Water availability and quality are two crucial factors contributing to a healthy and well-functioning society. However, due to climate change and pollution, access to safe freshwater sources diminishes. Increasing salinization, increasing sea levels and the presence of organic and non-organic pollutants are some of the causes of the problem. Moreover, due to the increasing human population, water demand is also increasing, while water reserves in aquifers, groundwater and fossil water are decreasing. These resources can only slowly be replenished. An increase in water storage deficits in Europe was observed after the dry summers of 2018 and 2019 compared to the water storage deficits after the droughts during the summers of 2003 and 2015, as shown by the GRACE and GRACE-FO data record [1]. A high water storage deficit was also observed in Belgium in 2018 and 2019 [1]. Freshwater is not only used for consumption but also for industrial processes, agriculture and other activities. In Flanders, 10% of the total consumed water is used for agriculture [2]. Currently, to produce tap water, ground and surface waters are used equally in Flanders, while in Wallonia, up to 80% of tap water originates from groundwater [3,4,5]. The remaining 20% is captured from the river Meuse, old mining sites and six dams [6,7]. Increasing the use of surface water could be necessary to meet the current and future water demand. However, the switch to surface water is accompanied by certain pitfalls, as mentioned by the Flanders Environment Agency [8].

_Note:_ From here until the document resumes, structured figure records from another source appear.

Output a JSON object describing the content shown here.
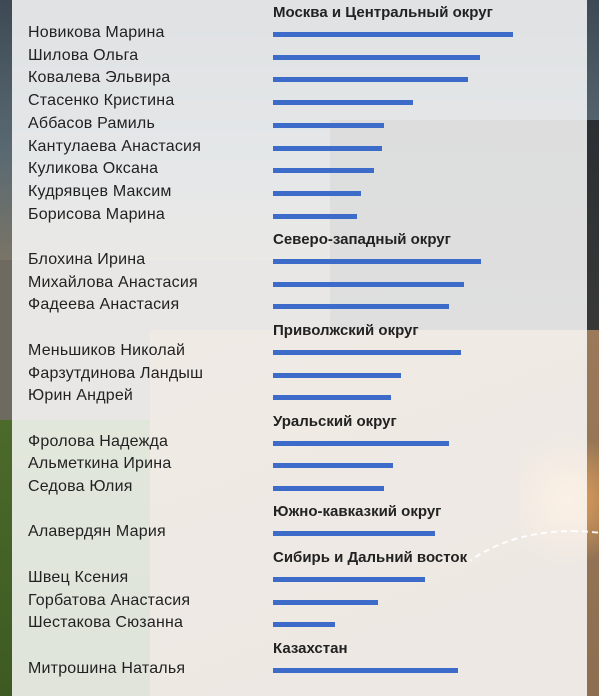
{
  "chart_data": {
    "type": "bar",
    "orientation": "horizontal",
    "bar_color": "#3d6bc9",
    "groups": [
      {
        "title": "Москва и Центральный округ",
        "items": [
          {
            "name": "Новикова Марина",
            "value": 240
          },
          {
            "name": "Шилова Ольга",
            "value": 207
          },
          {
            "name": "Ковалева Эльвира",
            "value": 195
          },
          {
            "name": "Стасенко Кристина",
            "value": 140
          },
          {
            "name": "Аббасов Рамиль",
            "value": 111
          },
          {
            "name": "Кантулаева Анастасия",
            "value": 109
          },
          {
            "name": "Куликова Оксана",
            "value": 101
          },
          {
            "name": "Кудрявцев Максим",
            "value": 88
          },
          {
            "name": "Борисова Марина",
            "value": 84
          }
        ]
      },
      {
        "title": "Северо-западный округ",
        "items": [
          {
            "name": "Блохина Ирина",
            "value": 208
          },
          {
            "name": "Михайлова Анастасия",
            "value": 191
          },
          {
            "name": "Фадеева Анастасия",
            "value": 176
          }
        ]
      },
      {
        "title": "Приволжский округ",
        "items": [
          {
            "name": "Меньшиков Николай",
            "value": 188
          },
          {
            "name": "Фарзутдинова Ландыш",
            "value": 128
          },
          {
            "name": "Юрин Андрей",
            "value": 118
          }
        ]
      },
      {
        "title": "Уральский округ",
        "items": [
          {
            "name": "Фролова Надежда",
            "value": 176
          },
          {
            "name": "Альметкина Ирина",
            "value": 120
          },
          {
            "name": "Седова Юлия",
            "value": 111
          }
        ]
      },
      {
        "title": "Южно-кавказкий округ",
        "items": [
          {
            "name": "Алавердян Мария",
            "value": 162
          }
        ]
      },
      {
        "title": "Сибирь и Дальний восток",
        "items": [
          {
            "name": "Швец Ксения",
            "value": 152
          },
          {
            "name": "Горбатова Анастасия",
            "value": 105
          },
          {
            "name": "Шестакова Сюзанна",
            "value": 62
          }
        ]
      },
      {
        "title": "Казахстан",
        "items": [
          {
            "name": "Митрошина Наталья",
            "value": 185
          }
        ]
      }
    ]
  }
}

One of these pitfalls is the development of cyanobacterial blooms in these water bodies. These proliferations of certain cyanobacterial taxa are favored by environmental and meteorological factors and their prediction is still under study [9,10,11,12]. The presence of these blooms can have a detrimental effect on the water quality by producing compounds that lead to foul tastes and odors, or possibly worse, toxic compounds also known as cyanotoxins.
A major group of cyanotoxins are the hepatotoxins, categorized as such due to their main toxicological effect. Two other structurally related hepatoxins are the microcystin congeners (MCs) and nodularin (NOD) (Figure 1). Both contain in their structure an (2S,3S,8S,9S)-3-amino-9-methoxy-2,6,8-trimethyl-10-phenyl-4,6-decadienoic acid (ADDA) group connected to a peptide ring. However, NOD’s ring contains five peptides, whereas the MCs have a heptacyclic peptide ring [13,14]. Both toxins inhibit protein phosphatase 1 (PPI) and 2A (PPIIA), disrupting cell growth and metabolism [15,16]. When ingested, these toxins are transported by the bile salts to the liver, potentially causing liver damage [17,18,19].